耕作部件作用下的天然退化草地土壤-根系复合土层结构界面耦合失效机制研究

The interface coupling failure mechanism of soil-root composite structure underground under the action of tillage tools on degraded natural grassland will be studied in this project. The soil layer with soil-root composite structure existed in the shallow subsurface of natural grassland (Leymus chinensis) intensifies the hardening degradation degree of the grassland, and increases the difficulty of mechanical restoration operations. The design and optimization of suitable tillage tools and components used for degraded natural grassland improvement need the soil-root-grass-machine interaction mechanism as bases. The lack of fundamental research and unclear coupling failure mechanism between the soil-root composite structure and tillage tools, has become a technical shortcoming which restricts the development of degraded natural grassland mechanization restoration technology. This project focus on the research of interface coupling failure mechanism of soil-root composite structure underground under the action of tillage tools during its on-the-go movements, basing on the analysis of roots constitutive characteristics, a soil-root composite layer structure visualization model would be constructed. The interface coupling mechanical model of the composite soil layer and tillage tools would be built by analyzing the coupling stress between the tillage tools and composite soil layer, and the influence of the interface coupling parameters on the coupling effect would be analyzed as well. At the same time, the failure characteristics such as the failure mechanism, soil translocation, and failure status of the soil-root composite layer structure would also be studied. So that the interface coupling failure mechanism of soil-root composite layer structure underground under the action of tillage tools would be revealed. This project could provide theoretical support for constructing rational grassland cultivation layer, improving the key technology of degraded natural grassland improvement, and designing and optimizing suitable tillage tools.

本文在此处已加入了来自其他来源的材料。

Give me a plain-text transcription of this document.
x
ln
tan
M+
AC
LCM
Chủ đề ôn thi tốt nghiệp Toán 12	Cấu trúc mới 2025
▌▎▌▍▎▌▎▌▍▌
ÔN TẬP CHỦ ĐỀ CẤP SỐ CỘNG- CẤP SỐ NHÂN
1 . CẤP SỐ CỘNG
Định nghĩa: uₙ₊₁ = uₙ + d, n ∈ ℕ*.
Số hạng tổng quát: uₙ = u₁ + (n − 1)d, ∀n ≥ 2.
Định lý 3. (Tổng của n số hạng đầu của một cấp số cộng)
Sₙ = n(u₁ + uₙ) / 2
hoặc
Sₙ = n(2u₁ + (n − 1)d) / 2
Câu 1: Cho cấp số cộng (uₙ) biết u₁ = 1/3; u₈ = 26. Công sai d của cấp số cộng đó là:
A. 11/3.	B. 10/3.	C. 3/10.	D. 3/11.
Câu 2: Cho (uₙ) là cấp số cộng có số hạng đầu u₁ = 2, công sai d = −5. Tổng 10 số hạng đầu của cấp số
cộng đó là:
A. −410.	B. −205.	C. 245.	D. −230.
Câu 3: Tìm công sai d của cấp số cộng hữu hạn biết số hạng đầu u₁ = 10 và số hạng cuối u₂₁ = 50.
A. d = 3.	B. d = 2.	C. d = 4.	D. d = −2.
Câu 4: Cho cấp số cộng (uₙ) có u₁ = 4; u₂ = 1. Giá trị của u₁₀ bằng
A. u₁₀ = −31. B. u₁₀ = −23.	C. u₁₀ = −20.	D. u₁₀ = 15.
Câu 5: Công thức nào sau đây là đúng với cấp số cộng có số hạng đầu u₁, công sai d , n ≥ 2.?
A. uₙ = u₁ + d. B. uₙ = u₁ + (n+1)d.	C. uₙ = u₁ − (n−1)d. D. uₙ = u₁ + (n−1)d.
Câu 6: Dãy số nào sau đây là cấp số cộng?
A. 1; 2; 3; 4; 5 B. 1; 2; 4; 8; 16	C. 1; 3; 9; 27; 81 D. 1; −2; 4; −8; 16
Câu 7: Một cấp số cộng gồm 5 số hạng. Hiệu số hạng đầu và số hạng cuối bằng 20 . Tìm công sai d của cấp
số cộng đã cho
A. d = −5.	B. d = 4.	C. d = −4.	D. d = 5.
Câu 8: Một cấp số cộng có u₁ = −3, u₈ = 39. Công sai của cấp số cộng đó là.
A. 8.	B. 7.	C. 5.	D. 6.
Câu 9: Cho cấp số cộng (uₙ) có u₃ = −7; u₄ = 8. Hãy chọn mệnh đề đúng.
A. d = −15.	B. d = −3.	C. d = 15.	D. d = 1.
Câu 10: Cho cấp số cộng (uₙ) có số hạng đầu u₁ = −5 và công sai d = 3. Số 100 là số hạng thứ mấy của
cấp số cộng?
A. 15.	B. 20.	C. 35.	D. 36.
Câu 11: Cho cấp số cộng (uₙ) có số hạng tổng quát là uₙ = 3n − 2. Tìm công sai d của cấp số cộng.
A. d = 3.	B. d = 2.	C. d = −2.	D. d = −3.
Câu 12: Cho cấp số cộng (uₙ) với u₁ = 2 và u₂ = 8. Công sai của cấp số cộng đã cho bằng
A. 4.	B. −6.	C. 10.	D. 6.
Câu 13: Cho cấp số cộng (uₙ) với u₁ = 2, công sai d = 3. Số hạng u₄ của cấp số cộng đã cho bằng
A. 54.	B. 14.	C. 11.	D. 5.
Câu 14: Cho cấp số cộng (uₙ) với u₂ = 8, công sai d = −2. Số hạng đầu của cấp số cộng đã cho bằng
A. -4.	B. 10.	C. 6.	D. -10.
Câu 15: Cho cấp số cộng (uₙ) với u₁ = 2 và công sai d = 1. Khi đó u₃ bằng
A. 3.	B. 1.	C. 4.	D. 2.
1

本项目将对耕作部件作用下的天然退化草地土壤-根系复合土层结构界面耦合失效机制开展系统研究。天然草地（羊草）亚表层形成的土壤-根系复合土层结构（简称“复合土层结构”）加剧了草地板结性退化趋势，加大了机械化改良作业难度，而适宜改良耕作部件的研发和优化需要以土-根-草-机互作机理为理论支撑，基础研究薄弱、复合土层结构耦合失效机制不明，成为制约草地机械化改良技术发展的技术短板。对耕作部件作用下的草地复合土层结构界面耦合失效机制开展研究，在分析根系本构特征的基础上，构建复合土层结构可视化模型，通过分析耕作部件与复合土层结构界面耦合应力，建立二者的界面耦合力学模型，并分析界面耦合参数对耦合效应的影响，同时分析复合土层结构界面失效机制、运移状态和失效状态等失效特性，进而揭示耕作部件与复合土层结构界面耦合失效机制，为构建草地土壤合理耕层、完善草地改良关键技术、研发和优化设计适宜改良耕作部件提供理论支撑。

天然草地（羊草）亚表层形成的土壤-根系复合土层结构（简称“复合土层结构”）加剧了草地板结性退化趋势，加大了机械化改良作业难度，而适宜改良耕作部件的研发和优化需要以土-根-草-机互作机理为理论支撑，基础研究薄弱、复合土层结构耦合失效机制不明，成为制约草地机械化改良技术发展的技术短板。本项目立足于机械化改良退化草地中遇到的理论问题和现实问题，结合理论分析、试验论证（土槽、田间）等多种手段，围绕耕作部件作用下的草地复合土层结构界面耦合失效机制开展研究，构建了复合土层结构可视化模型；建立了耕作部件与复合土层结构界面力学模型；分析了界面耦合参数对耦合效应的影响，以及复合土层结构界面失效机制、运移状态和失效状态等失效特性，揭示了耕作部件与复合土层结构界面耦合失效机制与失效机理；在此基础上，以牵引力、地表翻垡率和地下扰动系数为指标系数，构建了耕作部件作业适用性评价模型。项目研究内容为研究草地土壤合理耕层构建机理与优化方法、研发和优化设计适宜草地改良耕作部件以及完善草地机械化改良技术提供了有效理论支撑和数据支持。